Can a person sue WitSec, or TRW Credit, etc., for falsifying such records?
(The credit reporting agencies immediately can spot the "ghosts" who
suddenly pop into existence, as when WitSec clients and spies are given
cover identities...this is a reason for the cozy relationship and the
"classified" status of many credit agency projects. Think about it.)
Someday the records of those 60,000 folks in the WitSec program will be
"liberated" and placed anonymously on the Net for the perusal of their
neighbors, their former Mafia families, and so on. I can't wait. Of course,
about 15,000 of them will likely be killed in short order.

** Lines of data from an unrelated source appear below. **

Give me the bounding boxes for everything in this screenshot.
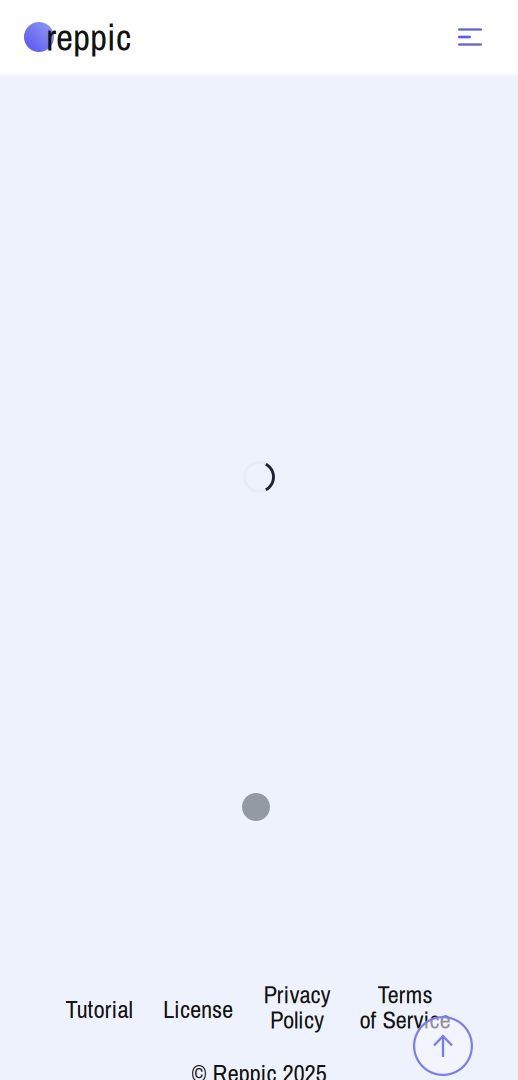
button[interactable]: reppic	[24, 12, 139, 62]
button[interactable]: Scroll to top	[413, 1016, 473, 1076]
staticText: © Reppic 2025	[192, 1056, 326, 1080]
button[interactable]: Menu	[448, 18, 492, 56]
staticText: reppic	[46, 12, 131, 62]
staticText: Tutorial	[66, 992, 132, 1026]
staticText: License	[163, 992, 233, 1026]
button[interactable]: License	[157, 992, 239, 1026]
button[interactable]: Terms	[354, 978, 456, 1036]
staticText: Terms	[378, 978, 432, 1011]
staticText: of Service	[360, 1003, 450, 1036]
button[interactable]: Tutorial	[60, 992, 138, 1026]
staticText: Policy	[270, 1003, 324, 1036]
staticText: Privacy	[264, 978, 330, 1011]
button[interactable]: Privacy	[258, 978, 336, 1036]
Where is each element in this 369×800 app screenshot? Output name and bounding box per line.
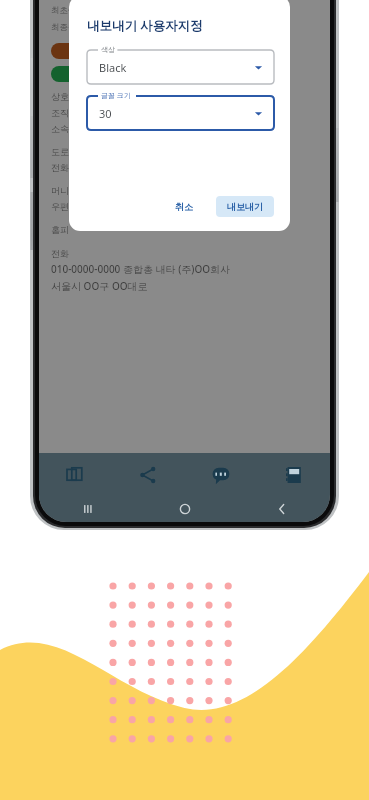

I also can't
wait for that.
FinCen, WitSec, etc. are examples of fundamentally criminal agencies, and
the bigwigs in each probably have already earned severe punishment when
their misdeeds become more fully apparent. I don't advocate blowing up
their buildings, a la OKC, but I certainly understand the sentiment.
--Tim May
Just say "No" to "Big Brother Inside"
We got computers, we're tapping phone lines, I know that that ain't allowed.
---------:---------:---------:---------:---------:---------:---------:----
Timothy C. May | Crypto Anarchy: encryption, digital money,
tcmay@got.net 408-728-0152 | anonymous networks, digital pseudonyms, zero
W.A.S.T.E.: Corralitos, CA | knowledge, reputations, information markets,
Higher Power: 2^1398269 | black markets, collapse of governments.
"National borders aren't even speed bumps on the information superhighway."